Strengths and limitations of the study
Our study had several strengths. The most important advantage was that alcohol drinking data from five exams across around 20 years were utilized in the current study. Our study had several limitations. Because of the observational nature of our findings and no experimental validation, causality cannot be inferred. Despite that the sample size in our study was large, the population was primarily white, middle-aged participants. Therefore, the findings from our study may not be generalizable to populations of different races and age groups. As shown in Additional file 1: Fig. S1, cumulative average consumption is a good proxy for long-term alcohol consumption. However, the analysis using total alcohol consumption at exam 5 yielded a similar alcohol–metabolite association. This observation may be driven by the possibility that many of our study participants maintained a low-to-moderate alcohol drinking habit. Future studies are needed to validate our findings in other populations with longitudinal alcohol measurements.

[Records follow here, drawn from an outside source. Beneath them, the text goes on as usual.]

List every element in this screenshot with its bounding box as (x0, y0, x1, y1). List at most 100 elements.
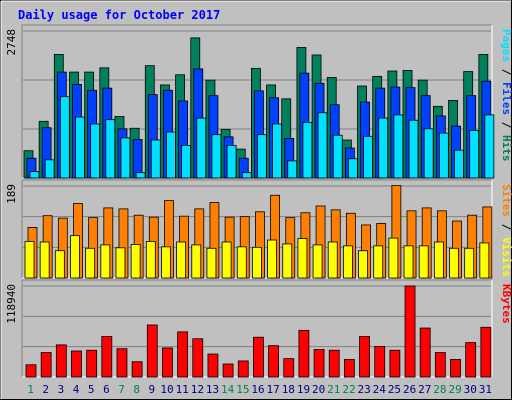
sites-bar (221, 241, 232, 279)
pages-bar (454, 149, 464, 179)
sites-bar (130, 244, 141, 279)
kbytes-bar (71, 350, 82, 378)
sites-bar (479, 242, 490, 279)
pages-bar (363, 135, 373, 179)
sites-bar (342, 245, 353, 279)
day-label: 24 (373, 383, 387, 396)
day-label: 12 (191, 383, 204, 396)
kbytes-bar (328, 349, 340, 378)
kbytes-bar (419, 327, 431, 378)
day-label: 23 (358, 383, 371, 396)
sites-bar (267, 239, 277, 279)
pages-bar (257, 134, 267, 179)
pages-bar (75, 116, 85, 179)
day-label: 8 (133, 383, 140, 396)
kbytes-bar (374, 345, 386, 378)
kbytes-bar (343, 359, 355, 378)
kbytes-bar (313, 349, 325, 378)
day-label: 26 (403, 383, 416, 396)
kbytes-bar (298, 329, 310, 378)
sites-bar (403, 245, 414, 279)
day-label: 18 (282, 383, 295, 396)
day-label: 21 (327, 383, 340, 396)
sites-bar (24, 241, 35, 279)
day-label: 1 (27, 383, 34, 396)
pages-bar (44, 159, 55, 179)
chart-panels: 2748 Pages / Files / Hits 189 Sites / Visit… (5, 24, 512, 378)
visits-panel-legend-part: / (500, 217, 512, 237)
pages-bar (332, 134, 343, 179)
sites-bar (252, 246, 262, 279)
visits-panel-legend: Sites / Visits (500, 184, 512, 277)
kbytes-bar (101, 336, 113, 378)
day-label: 14 (221, 383, 235, 396)
kbytes-bar (86, 349, 98, 378)
day-label: 27 (418, 383, 431, 396)
day-label: 9 (149, 383, 156, 396)
pages-bar (29, 171, 40, 179)
pages-bar (226, 144, 237, 179)
kbytes-panel: 118940 KBytes (5, 279, 512, 378)
sites-bar (373, 245, 384, 279)
sites-bar (54, 250, 65, 279)
sites-bar (206, 247, 217, 279)
chart-title: Daily usage for October 2017 (18, 8, 220, 22)
kbytes-bar (434, 352, 446, 378)
usage-panel: 2748 Pages / Files / Hits (5, 24, 512, 179)
day-label: 19 (297, 383, 310, 396)
day-label: 3 (58, 383, 65, 396)
kbytes-bar (404, 285, 416, 378)
day-label: 31 (479, 383, 492, 396)
sites-bar (115, 247, 126, 279)
kbytes-panel-legend: KBytes (500, 284, 512, 324)
sites-bar (176, 241, 187, 279)
kbytes-bar (450, 359, 461, 378)
pages-bar (408, 119, 419, 179)
sites-bar (191, 244, 202, 279)
usage-panel-legend-part: Pages (500, 29, 512, 62)
pages-bar (59, 96, 70, 179)
day-label: 2 (42, 383, 49, 396)
pages-bar (302, 121, 313, 179)
kbytes-panel-y-max-label: 118940 (5, 284, 18, 324)
sites-bar (145, 241, 156, 279)
sites-bar (100, 244, 111, 279)
pages-bar (166, 131, 176, 179)
pages-bar (469, 129, 480, 179)
pages-bar (135, 172, 146, 179)
pages-bar (211, 134, 222, 179)
sites-bar (433, 241, 444, 279)
kbytes-bar (222, 363, 234, 378)
kbytes-bar (237, 360, 249, 378)
day-label: 25 (388, 383, 401, 396)
visits-panel-y-max-label: 189 (5, 184, 18, 204)
sites-bar (39, 241, 50, 279)
pages-bar (181, 144, 192, 179)
day-labels: 1 2 3 4 5 6 7 8 9 10 11 12 13 14 15 16 17 18 19 20 21 22 23 24 2… (27, 383, 492, 396)
sites-bar (85, 247, 96, 279)
kbytes-bar (177, 331, 189, 378)
sites-bar (358, 250, 368, 279)
sites-bar (388, 237, 399, 279)
sites-bar (236, 246, 247, 279)
sites-bar (464, 247, 475, 279)
kbytes-bar (162, 347, 173, 378)
kbytes-bar (131, 361, 143, 378)
pages-bar (272, 123, 282, 179)
pages-bar (438, 132, 449, 179)
pages-bar (196, 117, 207, 179)
sites-bar (70, 235, 80, 279)
files-bar (132, 139, 143, 179)
day-label: 30 (464, 383, 477, 396)
day-label: 22 (342, 383, 355, 396)
pages-bar (241, 172, 252, 179)
pages-bar (347, 158, 358, 179)
pages-bar (287, 160, 298, 179)
day-label: 15 (236, 383, 249, 396)
day-label: 10 (160, 383, 173, 396)
kbytes-bar (268, 345, 279, 378)
day-label: 29 (448, 383, 461, 396)
usage-panel-y-max-label: 2748 (5, 29, 18, 56)
day-label: 20 (312, 383, 325, 396)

Alcohol consumption was measured by questionnaires and calculated based on standard serving size. This approach is cost-effective; however, measurement errors may bias the observed association between alcohol intake and metabolite levels. We acknowledge that the metabolites data analyzed in our study are comprised of a targeted panel. Association between alcohol drinking and untargeted metabolites remained to be studied. Research utilizing metabolite platforms including those from exogenous sources, e.g., ethyl glucuronide and derivates of resveratrol, are needed to better understand the alcohol–metabolite relationship. We observed that sex may modify the association between total alcohol consumption and metabolite levels. Several other factors may also modify the observed associations. For example, the presence or absence of food in the stomach can change the rate of alcohol absorption and metabolism [40, 41] and subsequently affect the association of alcohol consumption with circulating metabolite profiles. In addition, the use of average alcohol consumption in the present analysis may not reflect participants’ diverse drinking patterns. For example, the information on alcohol consumption patterns such as drinking alcohol with or without meals or weekend binge drinking was not collected. Participants’ genetic background is a key factor that may modify alcohol metabolism [42], which may need further studies with larger sample size.